The government of Ireland has signed a memorandum of understanding (MOU) with the Nigerian government for the return of €5.5 million stolen by a former military head of state, Sani Abacha.
The Irish minister for justice, Helen McEntee, said the return of the asset followed a forfeiture order by a high court in Ireland in 2015.
McEntee also disclosed that the asset were frozen in a Dublin-based bank account by her country’s anti-graft agency, Criminal Assets Bureau, in 2014. This was after a team of legal representatives from Nigeria approached the Irish government regarding the return of the loot.
“I am very pleased to sign this Memorandum of Understanding between Ireland and Nigeria,” the minister said on Thursday in a statement published on the Irish government website.

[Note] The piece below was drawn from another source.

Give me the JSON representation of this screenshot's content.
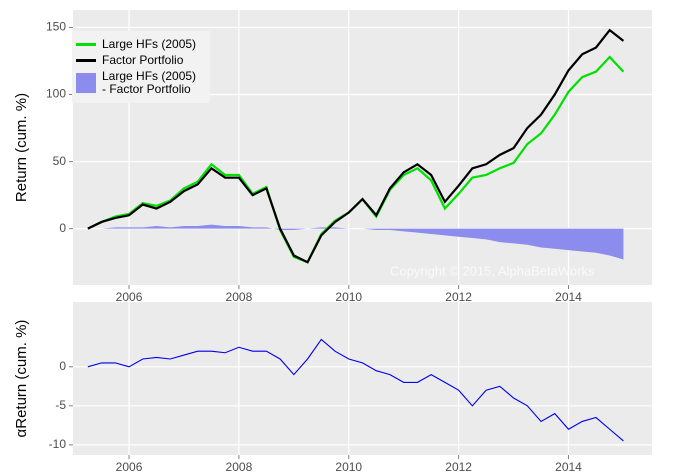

“This represents the culmination of a long process which began with an internationally led investigation. The Criminal Assets Bureau took part in this international operation which led to the freezing of over $1 billion in funds worldwide, of which approximately €5.5 million was identified in a Dublin based bank account.”
The minister also said the agreement, which is the first between the Irish government and Nigeria, “is in line with its international obligations as a signatory to the UN Convention Against Corruption.
“The return of these assets will be the first time that Ireland has taken such action and will be a concrete demonstration of Ireland’s commitment to international cooperation in the fight against corruption and to assisting countries which have been adversely affected by corruption in the past, and is in line with our international obligations as a signatory to the UN Convention Against Corruption.”